What Scientism's practitioners have forgotten is that science is a tool, not a belief system, one tool among many which mankind can use to understand and organize the world. And science is a spectacularly useful tool, that should not be denied. None of you reading this blog does not benefit almost every second of every day from the fruits of scientific investigation.

Yet the true believers go too far. As scientist Austin Hughes has written about his profession, "The temptation to overreach, however, seems increasingly indulged today in discussions about science. Both in the work of professional philosophers and in popular writings by natural scientists, it is frequently claimed that natural science does or soon will constitute the entire domain of truth. And this attitude is becoming more widespread among scientists themselves. All too many of my contemporaries in science have accepted without question the hype that suggests that an advanced degree in some area of natural science confers the ability to pontificate wisely on any and all subjects." (Hughes, Austin L. "The Folly of Scientism." The New Atlantis. N.p., n.d. Web. 08 Feb. 2015.)

But like all tools, science must be guided by morals, ethics and systems of constraint that are not part of its own organization. However, that does not exist today. While there are boards of ethics which presumably oversee some research, all of these boards consist of practitioners of Scientism themselves, either as lay members of the church, or as clergy. That's exactly the same as having the Catholic church investigate its priests in claims of pedophelia, and the results in Scientism have been just about what you would expect.

Scientism now invades our public discourse on matters of great importance. Take, for example, the recent controversy regarding vaccination policy. The pro-vaccination camp immediately claimed the high ground of alleged scientific legitimacy, accusing all naysayers of being "anti-science." Now identified as heretics, those questioning current vaccination policy were considered fair game for all of the usual behavior-control tactics available to religion: Shaming, shunning, accusations of other-worship -- in other words, the exact same techniques used by all extremist religionists to eliminate dissent.

What got lost in the astroturfed "debate" was a nuanced and critical examination of what the research actually does say about the risks and benefits of vaccines -- something which varies from vaccine to vaccine, and is not the monolithic single risk/benefit equation that the pro-vaccination camp tries to glue over a much more topographical research landscape. They don't want you to see that their gods don't always agree.

The need to adhere to established doctrine does not just apply to the populace at large, however. It applies even more strictly to the acolytes and junior priesthood, who lose jobs and careers if they dare to question the recieved wisdom of institutional science.

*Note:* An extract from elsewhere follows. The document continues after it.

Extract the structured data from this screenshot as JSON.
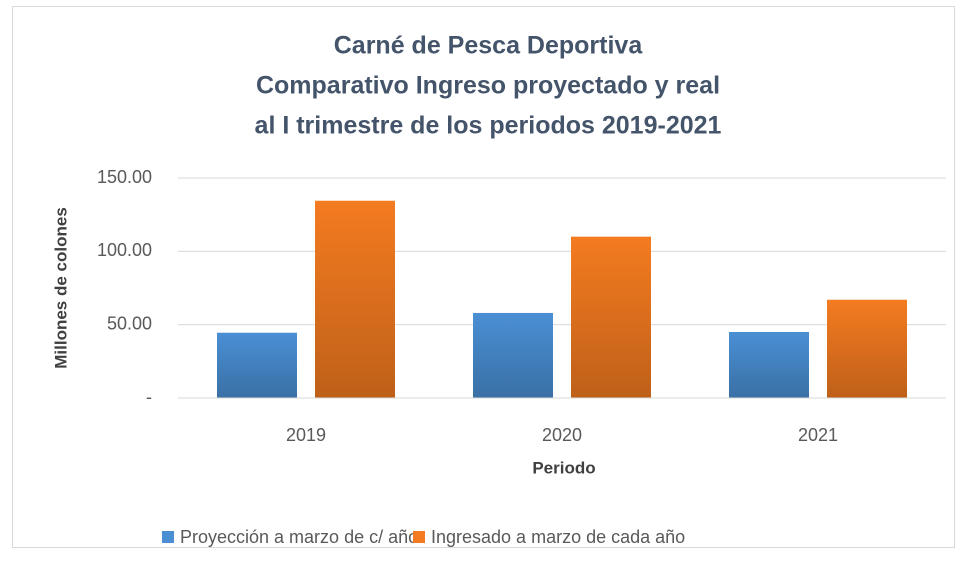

Even those with established bona fides are not secure from the tyranny of scientific zealots. You saw it with Linus Pauling, as he explored the concepts of orthomolecular therapy before that discussion could be controlled by the pharmaceutical companies. Or, to cite a more recent example, Rupert Sheldrake's banned TED talk and his ongoing excommunication for having the temerity to advance a research-based hypothesis of vitalism.

Scientism presents a danger on many fronts, not only in its ability to frame public policy debate in ways which force a predetermined income but, more importantly, by controlling the nature of scientific inquiry itself. The rate and direction of scientific advance is entirely dependent on the questions scientists ask. The more that these questions are restricted to only support the status quo, the less progress will be made, eventually turning the focus of science so inward on itself that the entire charade of "advance" collapses.

Perhaps that will be a good thing. At that point, we as a society will become more free to choose the best lenses through which we view the world, and in so doing, escape the tyranny of materialistic rationality -- a tyranny which has as its only goals the elimination of self-determination, quashing of educated discourse, and invalidation of the richness of individual experience.